Let $$ f(x) = (x+1)log(x+1), \text{$x\in]-1,\infty[$} $$ where log is the natural log.
a) Show that $$f^{(n)}(x) = \frac{(-1)^n(n-2)!}{(x+1)^{n-1}} \ \text{for $n\ge 2$ and $x\in]-1,\infty[ $}$$
The Taylor polynomial for $f$ of degree $3$ at the point $0$ is given by: $$(p_3f)(x) = x+\frac{1}{2}x^2-\frac{1}{6}x^3$$
b) Show that for $n\ge2$ and $x\ge0$ the remainder is given by the formula: $$ R_nf(x) = \frac{(-1)^{n+1}}{n}\int_0^x\frac{(x-t)^n}{(t+1)^n}dt $$
a) I know that the n'th derivative of $g(x) =log(x+1)$ is given by: $$g^{(n)}(x) = \frac{(-1)^{n-1}(n-1)!}{(1+x)^n}$$ So the n'th derivative of $f(x)$ is given by: $$f^{(n)} = (x+1)\cdot\frac{(-1)^{n-1}(n-1)!}{(1+x)^n} = \frac{(-1)^{n-1}(n-1)!}{(1+x)^{n-1}}$$
I am not quite sure how to go on from here with a)

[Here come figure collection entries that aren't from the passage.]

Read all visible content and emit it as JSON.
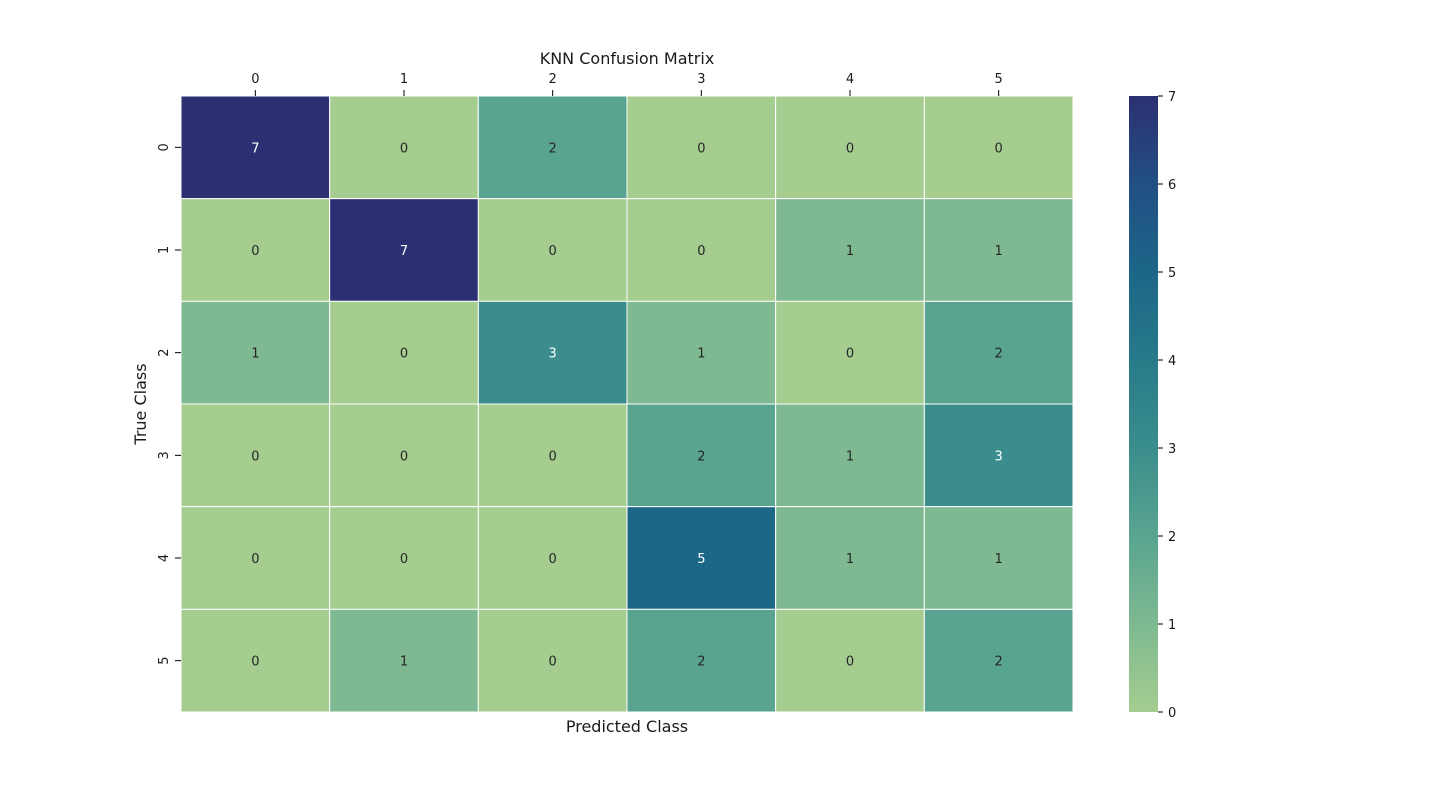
{
  "chart_data": {
    "type": "heatmap",
    "title": "KNN Confusion Matrix",
    "xlabel": "Predicted Class",
    "ylabel": "True Class",
    "x_ticks": [
      "0",
      "1",
      "2",
      "3",
      "4",
      "5"
    ],
    "y_ticks": [
      "0",
      "1",
      "2",
      "3",
      "4",
      "5"
    ],
    "matrix": [
      [
        7,
        0,
        2,
        0,
        0,
        0
      ],
      [
        0,
        7,
        0,
        0,
        1,
        1
      ],
      [
        1,
        0,
        3,
        1,
        0,
        2
      ],
      [
        0,
        0,
        0,
        2,
        1,
        3
      ],
      [
        0,
        0,
        0,
        5,
        1,
        1
      ],
      [
        0,
        1,
        0,
        2,
        0,
        2
      ]
    ],
    "value_range": [
      0,
      7
    ],
    "colorbar_ticks": [
      "0",
      "1",
      "2",
      "3",
      "4",
      "5",
      "6",
      "7"
    ],
    "colormap": [
      "#a4cd8f",
      "#7eb991",
      "#59a490",
      "#3a8d8c",
      "#277a89",
      "#1c6688",
      "#224f84",
      "#2c3072"
    ]
  }
}
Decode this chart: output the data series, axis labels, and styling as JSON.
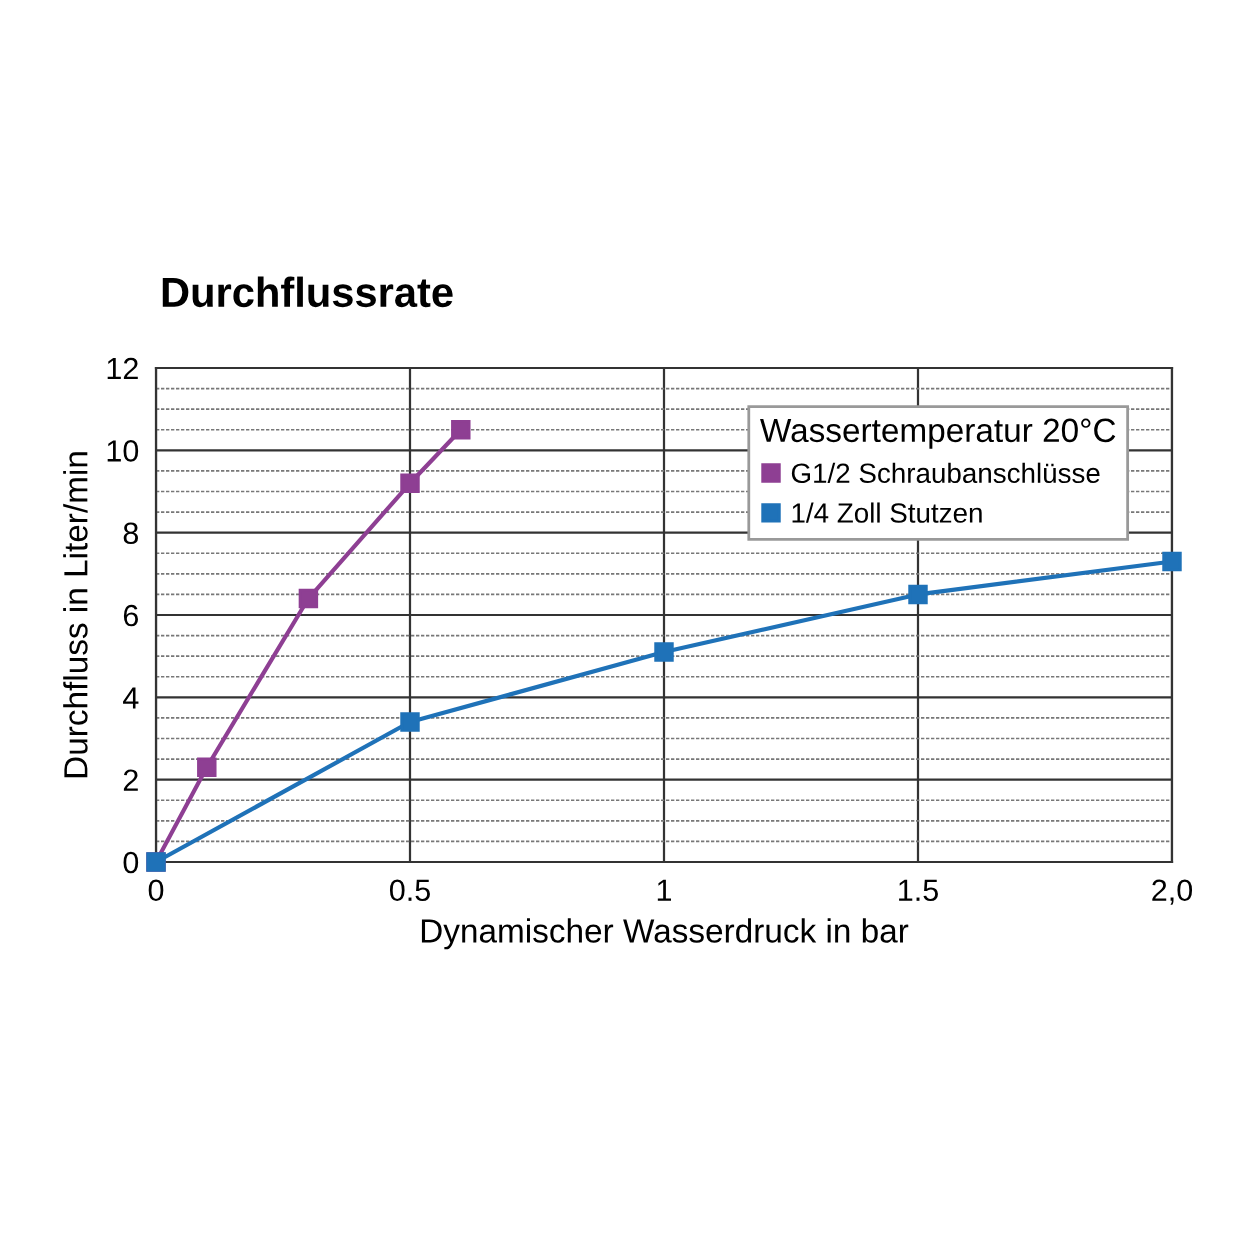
{
  "chart_data": {
    "type": "line",
    "title": "Durchflussrate",
    "xlabel": "Dynamischer Wasserdruck in bar",
    "ylabel": "Durchfluss in Liter/min",
    "legend_title": "Wassertemperatur 20°C",
    "series": [
      {
        "name": "G1/2 Schraubanschlüsse",
        "color": "#8e3f93",
        "x": [
          0,
          0.1,
          0.3,
          0.5,
          0.6
        ],
        "values": [
          0,
          2.3,
          6.4,
          9.2,
          10.5
        ]
      },
      {
        "name": "1/4 Zoll Stutzen",
        "color": "#1f72b8",
        "x": [
          0,
          0.5,
          1,
          1.5,
          2
        ],
        "values": [
          0,
          3.4,
          5.1,
          6.5,
          7.3
        ]
      }
    ],
    "xlim": [
      0,
      2
    ],
    "xticks": [
      0,
      0.5,
      1,
      1.5,
      {
        "value": 2,
        "label": "2,0"
      }
    ],
    "ylim": [
      0,
      12
    ],
    "yticks": [
      0,
      {
        "value": 0.5,
        "label": null
      },
      {
        "value": 1,
        "label": null
      },
      {
        "value": 1.5,
        "label": null
      },
      2,
      {
        "value": 2.5,
        "label": null
      },
      {
        "value": 3,
        "label": null
      },
      {
        "value": 3.5,
        "label": null
      },
      4,
      {
        "value": 4.5,
        "label": null
      },
      {
        "value": 5,
        "label": null
      },
      {
        "value": 5.5,
        "label": null
      },
      6,
      {
        "value": 6.5,
        "label": null
      },
      {
        "value": 7,
        "label": null
      },
      {
        "value": 7.5,
        "label": null
      },
      8,
      {
        "value": 8.5,
        "label": null
      },
      {
        "value": 9,
        "label": null
      },
      {
        "value": 9.5,
        "label": null
      },
      10,
      {
        "value": 10.5,
        "label": null
      },
      {
        "value": 11,
        "label": null
      },
      {
        "value": 11.5,
        "label": null
      },
      12
    ],
    "grid": true,
    "legend": "top right",
    "marker": "square",
    "line_style": "solid"
  }
}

b) I now that the Remainder can be expressed as: $$R_nf(x) = f(x) -T_n(x)$$ and $$R_nf(x) = \frac{1}{n!}\int_0^x f^{(n+1)}(t)(x-t)^ndt $$ I know that I somehow have to use the second formula to show the desired in c), but I am not sure how to do it properly.